Managed care companies are often the butt of jokes. They rank up there with lawyers and politicians as an industry that doesn't get universal respect. Still, most health insurance firms who we've dealt with over the years do a relatively good job of servicing their patient base, and some are very focused on improving their industry's ability to provide coverage to more people.

What happens if you find yourself dealing with a less-than-honest insurance or managed care firm? There is a gradual process of escalation for anyone who is unhappy with how their health plan is dealing with them.

What constitutes a health plan not playing fair? Several things, ranging from them inappropriately denying claims, to slow-paying your provider, to not honoring other terms of their contract. It might be inherent that through this entire process, you've filed an appeal and are trying to get any denials overturned, but these steps will be good to help you move the insurance carrier to action.
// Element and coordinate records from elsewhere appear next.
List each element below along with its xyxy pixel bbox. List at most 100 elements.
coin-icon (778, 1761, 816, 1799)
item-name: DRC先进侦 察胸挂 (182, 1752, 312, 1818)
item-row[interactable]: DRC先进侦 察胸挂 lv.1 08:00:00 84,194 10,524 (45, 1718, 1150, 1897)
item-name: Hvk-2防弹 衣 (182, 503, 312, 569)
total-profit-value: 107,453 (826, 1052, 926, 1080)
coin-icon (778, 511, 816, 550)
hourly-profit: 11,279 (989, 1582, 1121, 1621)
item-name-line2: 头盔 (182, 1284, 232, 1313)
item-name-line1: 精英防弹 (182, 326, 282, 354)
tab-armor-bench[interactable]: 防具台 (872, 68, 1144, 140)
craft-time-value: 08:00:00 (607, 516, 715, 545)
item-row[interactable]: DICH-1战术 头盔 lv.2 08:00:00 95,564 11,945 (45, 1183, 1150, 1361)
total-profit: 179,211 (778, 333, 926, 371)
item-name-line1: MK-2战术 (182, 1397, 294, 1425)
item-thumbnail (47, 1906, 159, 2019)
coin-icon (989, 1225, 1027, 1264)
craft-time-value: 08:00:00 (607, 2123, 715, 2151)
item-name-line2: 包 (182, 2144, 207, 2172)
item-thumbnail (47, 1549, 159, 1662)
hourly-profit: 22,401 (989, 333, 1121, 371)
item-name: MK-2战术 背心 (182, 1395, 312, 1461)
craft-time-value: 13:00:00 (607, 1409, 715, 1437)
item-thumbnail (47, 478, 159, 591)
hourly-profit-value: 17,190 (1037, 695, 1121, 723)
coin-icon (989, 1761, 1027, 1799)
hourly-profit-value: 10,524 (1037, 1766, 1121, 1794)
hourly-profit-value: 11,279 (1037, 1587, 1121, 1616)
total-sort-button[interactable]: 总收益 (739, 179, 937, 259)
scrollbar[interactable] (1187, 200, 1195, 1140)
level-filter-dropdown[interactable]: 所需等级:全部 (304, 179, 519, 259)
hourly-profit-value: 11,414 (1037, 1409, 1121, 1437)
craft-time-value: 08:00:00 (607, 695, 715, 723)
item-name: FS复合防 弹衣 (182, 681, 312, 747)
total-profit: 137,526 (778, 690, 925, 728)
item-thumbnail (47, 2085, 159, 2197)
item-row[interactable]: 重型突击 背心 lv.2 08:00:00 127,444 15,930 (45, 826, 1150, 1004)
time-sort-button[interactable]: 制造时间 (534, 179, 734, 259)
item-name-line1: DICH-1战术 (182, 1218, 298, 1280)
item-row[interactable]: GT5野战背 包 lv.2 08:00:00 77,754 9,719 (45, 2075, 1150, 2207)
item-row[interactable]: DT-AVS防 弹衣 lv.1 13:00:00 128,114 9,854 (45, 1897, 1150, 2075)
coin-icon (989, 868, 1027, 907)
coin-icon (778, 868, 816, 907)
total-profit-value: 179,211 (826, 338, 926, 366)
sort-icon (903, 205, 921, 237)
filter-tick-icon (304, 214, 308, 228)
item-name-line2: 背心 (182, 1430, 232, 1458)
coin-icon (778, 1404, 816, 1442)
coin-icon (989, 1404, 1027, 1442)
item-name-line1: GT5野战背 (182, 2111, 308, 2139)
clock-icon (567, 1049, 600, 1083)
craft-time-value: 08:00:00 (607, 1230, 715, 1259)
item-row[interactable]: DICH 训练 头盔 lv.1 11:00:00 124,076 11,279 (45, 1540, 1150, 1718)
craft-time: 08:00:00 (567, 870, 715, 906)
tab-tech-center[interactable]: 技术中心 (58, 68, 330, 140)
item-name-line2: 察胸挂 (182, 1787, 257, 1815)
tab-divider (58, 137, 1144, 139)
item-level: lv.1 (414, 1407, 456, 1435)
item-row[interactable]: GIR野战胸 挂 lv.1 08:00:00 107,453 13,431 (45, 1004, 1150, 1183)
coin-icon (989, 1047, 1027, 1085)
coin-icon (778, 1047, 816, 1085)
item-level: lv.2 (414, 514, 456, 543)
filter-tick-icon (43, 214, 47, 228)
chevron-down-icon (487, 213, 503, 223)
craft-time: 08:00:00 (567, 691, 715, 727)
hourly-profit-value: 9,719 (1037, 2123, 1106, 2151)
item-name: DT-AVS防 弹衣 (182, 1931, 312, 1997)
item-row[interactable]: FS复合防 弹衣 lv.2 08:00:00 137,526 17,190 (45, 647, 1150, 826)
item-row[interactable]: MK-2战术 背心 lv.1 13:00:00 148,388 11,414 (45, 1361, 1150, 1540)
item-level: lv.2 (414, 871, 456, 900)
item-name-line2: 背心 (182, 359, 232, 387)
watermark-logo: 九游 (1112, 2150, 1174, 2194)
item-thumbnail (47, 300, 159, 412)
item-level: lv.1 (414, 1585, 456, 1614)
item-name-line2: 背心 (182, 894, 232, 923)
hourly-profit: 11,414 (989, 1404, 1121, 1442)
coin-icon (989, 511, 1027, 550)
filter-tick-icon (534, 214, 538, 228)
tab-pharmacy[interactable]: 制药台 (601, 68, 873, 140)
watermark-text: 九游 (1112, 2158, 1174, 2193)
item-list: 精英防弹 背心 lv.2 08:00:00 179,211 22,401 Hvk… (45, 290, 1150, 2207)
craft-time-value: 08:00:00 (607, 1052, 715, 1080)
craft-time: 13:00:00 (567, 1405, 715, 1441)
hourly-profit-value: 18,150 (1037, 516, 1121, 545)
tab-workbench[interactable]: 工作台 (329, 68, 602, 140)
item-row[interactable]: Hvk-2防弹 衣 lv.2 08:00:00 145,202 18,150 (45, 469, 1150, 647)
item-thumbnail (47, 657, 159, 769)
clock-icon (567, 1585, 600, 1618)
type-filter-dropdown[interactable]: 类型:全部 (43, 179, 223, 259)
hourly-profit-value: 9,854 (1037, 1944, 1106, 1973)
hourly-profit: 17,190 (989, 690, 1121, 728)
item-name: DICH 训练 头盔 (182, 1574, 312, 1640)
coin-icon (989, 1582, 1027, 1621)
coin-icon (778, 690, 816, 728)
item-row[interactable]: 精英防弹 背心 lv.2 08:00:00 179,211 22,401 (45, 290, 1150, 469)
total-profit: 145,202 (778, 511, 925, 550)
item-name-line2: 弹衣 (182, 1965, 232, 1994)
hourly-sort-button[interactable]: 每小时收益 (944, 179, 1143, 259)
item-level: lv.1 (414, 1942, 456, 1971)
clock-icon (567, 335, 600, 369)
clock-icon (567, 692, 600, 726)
If you find yourself in the situation of dealing with a poor health plan, here are the steps you should take:

1. Talk to them.
By the time you've determine that your health plan is not being honest with you, you have probably done this step multiple times. However, it is worth mentioning since people may jump to conclusions based on a confusing Explanation of Benefits (EOB) or heresay from their doctor's office. Call the number on your insurance card, speak to a real person, and explain your situation. If you don't think you got a fair answer, move to #2.

2. Have your provider talk to them.
As we've mentioned under several topics, your healthcare provider has a vested interest in getting your claim process. If you aren't getting treated fairly, the chances are they aren't either. Your doctor's office or hospital billing office is often an ally in your effort to get a claim process correctly by your insurance, plus they have the advantage of easy access to medical records and nurses to help argue your case.

3. Involve your employer.
Your employer is the actual buyer of the health insurance. Depending on how large they are, they may be buying 30 to 100,000 policies through the company. That means they have leverage that you don't. Contacting your Benefits or Human Resources department will have a double-benefit: They may point out details of your plan that you didn't understand, and they will also be advocates for you. A timely call by your employer to the insurer can go a long way.

4. File a complaint.
Each state has an Insurance Commissioner or something that closely resembles it, and one of their roles is to advocate for insured patients who are being treated unfairly by their insurance company. In California, for example, the Insurance Commissioner stands ready to act in your behalf if a complaint is filed. They will help advocate in cases of improper denial, slow payment, or other processing issues. It may not be a fast process -- it could take months -- but as a last resort it may be your only technique.